In the midst of a global demand slump and warning of temporary closures and more worker layoffs in the next few month, the Philippine garments industry appears to be struggling. Factories may have to further cut staff if demand continues to decline, Confederation of Wearable Exporters of the Philippines (CONWEP) executive director Maritess Jocson-Agoncillo said.

Around 4,000 workers were laid off by garment firms in Mactan, Cebu.

Jocson-Agoncillo said around 9,440 workers employed by CONWEP member units are temporarily on forced leave or have been laid off. This represents 3.5 per cent of the 270,000-worker base, and covers four sectors: apparel, shoes, bags and textile, she said.

“It might reach to a maximum range of 8-10 per cent if the current trend extends longer or global demand conditions worsen,” she said.

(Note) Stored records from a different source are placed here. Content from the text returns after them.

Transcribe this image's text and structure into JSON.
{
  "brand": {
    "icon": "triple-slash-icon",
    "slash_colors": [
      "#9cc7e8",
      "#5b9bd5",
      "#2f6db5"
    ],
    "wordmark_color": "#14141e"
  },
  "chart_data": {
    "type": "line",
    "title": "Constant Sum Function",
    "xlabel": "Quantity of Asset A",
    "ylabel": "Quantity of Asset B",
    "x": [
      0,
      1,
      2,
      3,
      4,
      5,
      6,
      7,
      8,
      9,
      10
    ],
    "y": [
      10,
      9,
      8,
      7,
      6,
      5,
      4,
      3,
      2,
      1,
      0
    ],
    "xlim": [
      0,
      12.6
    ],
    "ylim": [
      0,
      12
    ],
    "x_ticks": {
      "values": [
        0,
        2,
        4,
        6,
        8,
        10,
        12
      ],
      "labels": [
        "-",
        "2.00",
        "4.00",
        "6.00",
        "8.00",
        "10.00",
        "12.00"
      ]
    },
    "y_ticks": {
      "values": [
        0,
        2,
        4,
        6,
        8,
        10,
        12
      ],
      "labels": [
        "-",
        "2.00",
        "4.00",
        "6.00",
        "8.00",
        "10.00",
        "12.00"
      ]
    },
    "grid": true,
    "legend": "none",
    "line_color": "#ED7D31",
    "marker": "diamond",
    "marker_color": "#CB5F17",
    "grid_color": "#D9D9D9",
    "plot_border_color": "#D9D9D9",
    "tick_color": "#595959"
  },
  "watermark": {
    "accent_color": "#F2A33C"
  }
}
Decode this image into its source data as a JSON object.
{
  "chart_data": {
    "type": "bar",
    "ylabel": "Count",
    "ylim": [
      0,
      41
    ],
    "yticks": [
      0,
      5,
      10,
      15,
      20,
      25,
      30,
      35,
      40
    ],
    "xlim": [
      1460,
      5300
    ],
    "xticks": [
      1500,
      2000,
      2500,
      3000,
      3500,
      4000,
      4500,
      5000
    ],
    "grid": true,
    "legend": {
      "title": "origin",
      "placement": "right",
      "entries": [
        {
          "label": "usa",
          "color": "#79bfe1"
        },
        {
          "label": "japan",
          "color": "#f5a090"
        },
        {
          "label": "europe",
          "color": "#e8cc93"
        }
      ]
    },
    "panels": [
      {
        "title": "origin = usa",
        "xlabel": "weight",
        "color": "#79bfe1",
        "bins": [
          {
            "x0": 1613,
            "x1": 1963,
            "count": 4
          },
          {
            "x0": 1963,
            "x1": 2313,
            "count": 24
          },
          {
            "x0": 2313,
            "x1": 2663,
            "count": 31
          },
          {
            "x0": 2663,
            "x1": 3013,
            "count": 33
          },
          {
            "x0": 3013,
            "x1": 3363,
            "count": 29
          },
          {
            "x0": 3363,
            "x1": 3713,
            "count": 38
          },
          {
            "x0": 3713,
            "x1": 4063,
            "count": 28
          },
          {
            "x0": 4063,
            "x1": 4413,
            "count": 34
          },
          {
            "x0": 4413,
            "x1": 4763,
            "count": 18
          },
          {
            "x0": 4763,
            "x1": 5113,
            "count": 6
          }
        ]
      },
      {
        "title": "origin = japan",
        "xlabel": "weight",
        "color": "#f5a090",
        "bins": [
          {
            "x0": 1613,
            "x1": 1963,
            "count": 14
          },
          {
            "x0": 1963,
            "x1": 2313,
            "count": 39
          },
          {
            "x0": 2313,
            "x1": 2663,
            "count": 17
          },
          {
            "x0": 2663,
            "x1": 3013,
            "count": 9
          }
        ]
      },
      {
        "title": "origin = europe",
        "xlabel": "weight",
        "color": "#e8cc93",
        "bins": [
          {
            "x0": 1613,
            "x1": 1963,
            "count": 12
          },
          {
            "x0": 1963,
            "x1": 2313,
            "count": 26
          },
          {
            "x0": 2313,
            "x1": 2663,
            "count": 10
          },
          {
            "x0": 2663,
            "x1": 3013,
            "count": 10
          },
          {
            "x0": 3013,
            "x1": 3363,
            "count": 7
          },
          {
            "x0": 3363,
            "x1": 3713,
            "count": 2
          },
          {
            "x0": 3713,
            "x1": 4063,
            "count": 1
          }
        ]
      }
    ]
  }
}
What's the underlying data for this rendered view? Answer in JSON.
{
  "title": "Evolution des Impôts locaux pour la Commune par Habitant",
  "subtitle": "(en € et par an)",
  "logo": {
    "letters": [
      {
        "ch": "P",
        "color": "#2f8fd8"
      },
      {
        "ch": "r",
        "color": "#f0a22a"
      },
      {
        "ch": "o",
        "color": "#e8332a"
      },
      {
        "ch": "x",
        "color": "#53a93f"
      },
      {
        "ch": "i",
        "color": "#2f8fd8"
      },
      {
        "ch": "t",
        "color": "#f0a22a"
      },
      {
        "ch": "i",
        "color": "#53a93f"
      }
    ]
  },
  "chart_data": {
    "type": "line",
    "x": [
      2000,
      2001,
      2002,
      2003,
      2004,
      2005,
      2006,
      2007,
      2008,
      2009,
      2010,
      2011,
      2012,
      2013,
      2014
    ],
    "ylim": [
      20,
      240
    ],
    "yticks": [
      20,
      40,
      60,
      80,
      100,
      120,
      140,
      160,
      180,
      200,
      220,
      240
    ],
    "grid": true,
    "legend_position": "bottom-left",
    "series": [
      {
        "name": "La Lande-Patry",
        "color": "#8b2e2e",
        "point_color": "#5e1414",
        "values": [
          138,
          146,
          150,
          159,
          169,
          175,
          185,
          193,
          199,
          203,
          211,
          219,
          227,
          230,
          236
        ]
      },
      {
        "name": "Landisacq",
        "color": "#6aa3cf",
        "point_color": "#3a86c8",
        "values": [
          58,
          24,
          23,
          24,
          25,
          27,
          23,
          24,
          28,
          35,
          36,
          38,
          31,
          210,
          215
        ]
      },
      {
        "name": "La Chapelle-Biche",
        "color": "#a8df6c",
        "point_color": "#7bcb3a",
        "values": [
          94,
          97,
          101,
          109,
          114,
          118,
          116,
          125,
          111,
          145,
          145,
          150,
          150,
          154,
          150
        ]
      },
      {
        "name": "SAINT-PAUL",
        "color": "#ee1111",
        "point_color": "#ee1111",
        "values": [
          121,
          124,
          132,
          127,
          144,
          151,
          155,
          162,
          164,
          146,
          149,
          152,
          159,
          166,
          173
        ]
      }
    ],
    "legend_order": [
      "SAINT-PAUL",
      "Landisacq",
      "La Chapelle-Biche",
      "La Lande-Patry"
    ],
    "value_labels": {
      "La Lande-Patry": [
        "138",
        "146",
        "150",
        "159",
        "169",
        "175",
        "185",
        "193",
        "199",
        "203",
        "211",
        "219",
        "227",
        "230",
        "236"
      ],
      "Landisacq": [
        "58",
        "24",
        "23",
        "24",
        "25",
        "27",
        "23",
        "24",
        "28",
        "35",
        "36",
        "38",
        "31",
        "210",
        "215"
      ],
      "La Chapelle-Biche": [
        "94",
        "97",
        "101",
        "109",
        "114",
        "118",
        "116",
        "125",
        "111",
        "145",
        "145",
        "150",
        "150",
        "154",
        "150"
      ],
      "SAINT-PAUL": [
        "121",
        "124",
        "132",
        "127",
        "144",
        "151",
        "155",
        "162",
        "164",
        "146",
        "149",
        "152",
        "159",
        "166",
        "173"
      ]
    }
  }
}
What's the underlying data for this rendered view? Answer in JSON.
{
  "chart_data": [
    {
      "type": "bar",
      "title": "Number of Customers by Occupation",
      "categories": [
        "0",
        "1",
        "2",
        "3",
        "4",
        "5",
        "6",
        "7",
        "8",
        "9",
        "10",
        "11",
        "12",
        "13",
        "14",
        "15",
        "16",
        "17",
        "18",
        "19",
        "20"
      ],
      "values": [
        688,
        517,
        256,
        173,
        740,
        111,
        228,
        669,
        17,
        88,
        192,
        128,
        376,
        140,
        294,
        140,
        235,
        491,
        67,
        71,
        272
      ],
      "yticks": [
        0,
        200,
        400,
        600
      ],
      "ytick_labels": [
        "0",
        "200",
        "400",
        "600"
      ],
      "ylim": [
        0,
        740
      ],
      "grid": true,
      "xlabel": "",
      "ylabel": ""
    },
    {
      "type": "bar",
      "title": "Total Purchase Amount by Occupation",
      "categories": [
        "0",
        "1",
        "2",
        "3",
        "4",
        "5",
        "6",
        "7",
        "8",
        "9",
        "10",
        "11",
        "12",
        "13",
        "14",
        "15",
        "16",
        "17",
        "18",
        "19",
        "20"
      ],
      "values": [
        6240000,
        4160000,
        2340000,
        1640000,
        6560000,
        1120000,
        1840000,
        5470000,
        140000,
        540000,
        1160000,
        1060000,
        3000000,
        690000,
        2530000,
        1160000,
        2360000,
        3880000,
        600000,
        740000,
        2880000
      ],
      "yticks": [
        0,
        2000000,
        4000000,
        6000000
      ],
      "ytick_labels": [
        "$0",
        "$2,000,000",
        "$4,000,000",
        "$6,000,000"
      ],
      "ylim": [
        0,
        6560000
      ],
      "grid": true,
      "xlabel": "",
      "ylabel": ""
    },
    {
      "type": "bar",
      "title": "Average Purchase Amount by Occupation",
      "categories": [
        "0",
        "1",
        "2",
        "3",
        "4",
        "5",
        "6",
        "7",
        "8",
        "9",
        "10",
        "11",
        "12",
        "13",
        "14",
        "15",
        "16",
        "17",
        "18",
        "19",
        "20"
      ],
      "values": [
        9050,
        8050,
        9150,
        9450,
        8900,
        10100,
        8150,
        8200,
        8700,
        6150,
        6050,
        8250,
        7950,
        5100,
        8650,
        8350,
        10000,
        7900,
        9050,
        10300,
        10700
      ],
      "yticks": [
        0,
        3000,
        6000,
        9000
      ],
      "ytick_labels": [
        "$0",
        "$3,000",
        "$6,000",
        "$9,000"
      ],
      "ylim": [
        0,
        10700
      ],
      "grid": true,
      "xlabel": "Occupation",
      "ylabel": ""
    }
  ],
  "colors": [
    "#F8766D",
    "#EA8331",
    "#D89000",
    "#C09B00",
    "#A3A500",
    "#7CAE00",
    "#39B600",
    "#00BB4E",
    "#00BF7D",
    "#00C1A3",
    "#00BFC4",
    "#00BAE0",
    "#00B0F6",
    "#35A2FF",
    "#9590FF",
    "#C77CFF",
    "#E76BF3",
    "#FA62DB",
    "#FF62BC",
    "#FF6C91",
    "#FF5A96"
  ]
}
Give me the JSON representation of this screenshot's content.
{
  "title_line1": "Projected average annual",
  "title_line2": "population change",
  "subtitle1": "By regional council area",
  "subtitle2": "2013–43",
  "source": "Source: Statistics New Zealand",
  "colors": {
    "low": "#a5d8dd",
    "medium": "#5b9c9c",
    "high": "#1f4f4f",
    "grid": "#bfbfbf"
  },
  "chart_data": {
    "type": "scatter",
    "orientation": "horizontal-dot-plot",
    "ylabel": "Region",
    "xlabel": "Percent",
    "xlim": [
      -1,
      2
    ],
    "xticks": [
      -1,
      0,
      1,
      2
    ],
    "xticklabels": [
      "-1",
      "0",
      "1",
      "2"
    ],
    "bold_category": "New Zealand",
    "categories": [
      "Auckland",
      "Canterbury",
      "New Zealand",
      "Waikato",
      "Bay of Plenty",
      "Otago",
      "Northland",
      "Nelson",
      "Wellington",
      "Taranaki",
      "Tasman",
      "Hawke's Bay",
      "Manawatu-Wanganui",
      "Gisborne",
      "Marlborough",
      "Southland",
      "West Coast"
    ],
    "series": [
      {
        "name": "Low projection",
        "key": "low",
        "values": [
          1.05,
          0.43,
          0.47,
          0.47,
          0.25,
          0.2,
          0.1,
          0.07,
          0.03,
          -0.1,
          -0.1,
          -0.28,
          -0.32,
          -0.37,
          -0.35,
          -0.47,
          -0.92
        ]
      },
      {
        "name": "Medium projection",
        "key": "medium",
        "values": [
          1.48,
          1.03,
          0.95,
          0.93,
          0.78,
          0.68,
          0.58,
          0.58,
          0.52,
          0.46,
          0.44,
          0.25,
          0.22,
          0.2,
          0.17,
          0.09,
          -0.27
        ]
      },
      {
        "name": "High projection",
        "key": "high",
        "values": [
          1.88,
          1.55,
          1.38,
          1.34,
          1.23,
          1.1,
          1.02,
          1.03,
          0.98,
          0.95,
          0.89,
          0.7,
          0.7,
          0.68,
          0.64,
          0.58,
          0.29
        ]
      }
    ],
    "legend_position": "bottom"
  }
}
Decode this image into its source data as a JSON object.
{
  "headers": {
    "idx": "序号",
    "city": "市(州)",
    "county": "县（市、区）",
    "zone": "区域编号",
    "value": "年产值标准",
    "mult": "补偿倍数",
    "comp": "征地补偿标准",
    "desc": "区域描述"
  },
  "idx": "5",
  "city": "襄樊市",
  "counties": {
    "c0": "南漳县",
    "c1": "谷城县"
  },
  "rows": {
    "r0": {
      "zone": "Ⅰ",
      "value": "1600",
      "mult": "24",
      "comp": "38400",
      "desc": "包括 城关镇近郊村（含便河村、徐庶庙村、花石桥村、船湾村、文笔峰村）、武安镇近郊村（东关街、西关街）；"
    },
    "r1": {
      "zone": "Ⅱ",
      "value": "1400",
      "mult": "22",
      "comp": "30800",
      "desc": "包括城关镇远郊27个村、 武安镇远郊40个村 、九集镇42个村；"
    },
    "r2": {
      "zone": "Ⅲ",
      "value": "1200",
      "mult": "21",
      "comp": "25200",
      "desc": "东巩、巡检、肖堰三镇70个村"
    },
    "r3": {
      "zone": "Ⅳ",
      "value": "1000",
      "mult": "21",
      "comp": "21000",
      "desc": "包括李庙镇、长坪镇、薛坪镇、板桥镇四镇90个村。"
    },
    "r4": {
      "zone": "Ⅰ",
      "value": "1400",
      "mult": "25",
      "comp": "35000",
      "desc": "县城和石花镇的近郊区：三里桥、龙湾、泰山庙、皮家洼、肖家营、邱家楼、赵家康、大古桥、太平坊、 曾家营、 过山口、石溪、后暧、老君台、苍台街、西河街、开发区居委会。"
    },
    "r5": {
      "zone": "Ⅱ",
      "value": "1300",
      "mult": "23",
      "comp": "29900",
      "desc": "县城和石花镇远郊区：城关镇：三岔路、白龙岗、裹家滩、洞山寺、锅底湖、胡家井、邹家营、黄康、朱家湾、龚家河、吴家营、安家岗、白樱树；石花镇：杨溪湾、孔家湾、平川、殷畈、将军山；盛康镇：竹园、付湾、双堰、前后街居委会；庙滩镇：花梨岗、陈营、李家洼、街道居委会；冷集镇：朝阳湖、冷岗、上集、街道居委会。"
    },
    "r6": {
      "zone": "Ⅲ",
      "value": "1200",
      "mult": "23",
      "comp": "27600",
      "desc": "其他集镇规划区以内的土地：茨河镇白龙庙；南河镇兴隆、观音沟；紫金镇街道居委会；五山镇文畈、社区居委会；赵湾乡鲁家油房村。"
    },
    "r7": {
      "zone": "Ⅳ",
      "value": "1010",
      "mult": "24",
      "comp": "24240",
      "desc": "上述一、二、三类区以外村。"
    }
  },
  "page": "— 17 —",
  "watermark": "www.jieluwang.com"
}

“The uncertainty of the war in East-Central Europe, rising fuel cost, the disrupted supply chain, and trepidation of another pandemic directly impacts on consumer behaviour across the globe,” she was quoted as saying by Philippine media reports.

Global clothing brands are now reducing their order projections. Companies are looking to shift their portfolios out of the Philippines and into other Southeast Asian countries such as Vietnam, Cambodia and Indonesia over high labour costs, logistics and production flexibility, she added.